A vinda de Judith Butler ao Brasil – uma das mais importantes filósofas dos Estados Unidos – tornou-se um amontoado de polêmica. Professora em Berkeley, ela está no País para um seminário entre esta terça-feira (07/11) e quinta-feira (09/11) no Sesc, em São Paulo, dentro da programação de “Os fins da democracia”. No fim do mês passado, um grupo de extrema direita protestou contra a vinda de Butler, acusada de promover a “ideologia de gênero”, motivando uma petição online (no site CitizenGo, que recebeu mais de 360 mil assinaturas).
Em resposta, atos de apoio e um “cordão democrático” foram convocados. A filósofa brasileira Marcia Tiburi, que apresentou o Brasil a Judith em 2015, comenta. “Leciono Filosofia e matérias afins desde 1994. Pelo menos desde 2005, eu uso Judith como referência bibliográfica. Na Universidade Presbiteriana Mackenzie, dava uma disciplina chamada História do Corpo. Usava o livro “Problemas de Gênero”, de Butler. Eram aulas que promoviam muito interesse. Havia pastores nas aulas, pessoas muito lúcidas, muito analíticas, críticas e abertas ao diálogo”, diz Márcia. “Nesses anos todos, de fato, nunca vi tamanha mistificação. Pessoas levadas por um esquema publicitário comandado por personalidades manipulatórias são induzidas a assinar manifestos sem saber o que, de fato, fazem. A discordância com as teorias de Butler é absolutamente normal e desejável, mas pelo menos deveriam ler o que ela escreveu e conhecer o que ela pensa. É impressionante ver como é fácil manipular as massas e como é complexo promover o discernimento e o esclarecimento. A mentalidade de nossa época é autoritária e sem reflexão”.
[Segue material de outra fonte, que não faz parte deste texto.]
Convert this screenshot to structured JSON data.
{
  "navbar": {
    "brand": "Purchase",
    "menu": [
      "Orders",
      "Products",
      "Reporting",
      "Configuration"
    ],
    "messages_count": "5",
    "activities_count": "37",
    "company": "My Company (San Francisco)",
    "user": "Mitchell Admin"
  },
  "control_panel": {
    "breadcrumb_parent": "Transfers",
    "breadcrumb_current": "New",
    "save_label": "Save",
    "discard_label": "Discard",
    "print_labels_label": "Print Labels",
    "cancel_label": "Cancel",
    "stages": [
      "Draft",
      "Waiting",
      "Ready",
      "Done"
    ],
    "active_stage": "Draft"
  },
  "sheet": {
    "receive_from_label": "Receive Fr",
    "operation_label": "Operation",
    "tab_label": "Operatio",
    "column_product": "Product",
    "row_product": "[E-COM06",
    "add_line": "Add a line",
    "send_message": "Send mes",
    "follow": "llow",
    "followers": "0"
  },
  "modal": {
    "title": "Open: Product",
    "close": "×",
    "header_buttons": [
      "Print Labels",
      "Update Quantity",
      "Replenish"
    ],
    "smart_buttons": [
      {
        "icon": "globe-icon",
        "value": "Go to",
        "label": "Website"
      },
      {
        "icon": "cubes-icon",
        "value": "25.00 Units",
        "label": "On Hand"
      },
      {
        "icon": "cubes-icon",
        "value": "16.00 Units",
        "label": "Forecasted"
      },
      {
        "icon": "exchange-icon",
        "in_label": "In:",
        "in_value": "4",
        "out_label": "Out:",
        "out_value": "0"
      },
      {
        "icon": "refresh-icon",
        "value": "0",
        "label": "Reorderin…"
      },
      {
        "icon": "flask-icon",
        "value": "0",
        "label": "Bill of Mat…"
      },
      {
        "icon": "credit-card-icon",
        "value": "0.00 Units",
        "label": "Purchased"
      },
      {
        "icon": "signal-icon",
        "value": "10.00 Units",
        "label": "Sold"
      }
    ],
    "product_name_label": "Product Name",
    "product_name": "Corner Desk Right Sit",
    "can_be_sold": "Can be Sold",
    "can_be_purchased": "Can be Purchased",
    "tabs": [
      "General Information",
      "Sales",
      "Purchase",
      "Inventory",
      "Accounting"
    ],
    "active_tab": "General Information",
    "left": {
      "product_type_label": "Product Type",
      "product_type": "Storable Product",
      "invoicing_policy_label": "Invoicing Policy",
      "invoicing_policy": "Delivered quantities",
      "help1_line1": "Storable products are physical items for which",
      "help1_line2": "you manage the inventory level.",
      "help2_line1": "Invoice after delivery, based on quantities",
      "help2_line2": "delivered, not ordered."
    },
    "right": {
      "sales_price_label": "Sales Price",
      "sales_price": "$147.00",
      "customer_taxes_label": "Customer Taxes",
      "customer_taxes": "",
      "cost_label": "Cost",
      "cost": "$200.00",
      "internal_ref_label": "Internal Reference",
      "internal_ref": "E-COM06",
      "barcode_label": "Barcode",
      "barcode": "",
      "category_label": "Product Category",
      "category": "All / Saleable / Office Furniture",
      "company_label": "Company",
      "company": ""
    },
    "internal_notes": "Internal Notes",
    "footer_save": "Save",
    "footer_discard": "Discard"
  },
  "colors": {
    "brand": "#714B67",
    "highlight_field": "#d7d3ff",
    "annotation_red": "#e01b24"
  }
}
Butler está no Brasil como a principal pesquisadora de um trabalho que reúne intelectuais estudiosos do campo da teoria crítica (International Consortium of Critical Theory – UC Berkeley e Departamento de Filosofia da USP), como diz o site do Sesc.
“Se você pegar o meu livro “Como Conversar com um Fascista” (com 11 edições desde 2015) e “Ridículo Político”, eu desenvolvo teses sobre a personalidade autoritária. No primeiro, eu faço uma exposição sobre o cotidiano autoritário brasileiro, justamente para mostrar como as pessoas têm abandonado o pensamento reflexivo em nome de um sistema preconceituoso. No segundo, tento mostrar como a estrutura política foi transformada em publicidade para capitalizar. Como se a palhaçada tivesse juntado com a política em nome de uma enganação de massas. Os eleitores são tratados como otários. A vinda de Judith se transformou nesse mesmo tipo de manipulação. Foi criada uma teoria falsa segundo a qual ela é autora da “ideologia de gênero”, quando, na realidade, isso é uma ideologia dos políticos, de pastores diabólicos, antiteológicos, que agem com má-fé, manipulando a fé alheia. Eles se promovem em cima da ignorância dos outros; isso é mistificação e deveria ser crime. Disponho-me a dar uma aula pública sobre a obra de Judith Butler, e tenho certeza de que não fará mal a ninguém e vai ajudar cristãos e evangélicos a melhorar suas vidas.”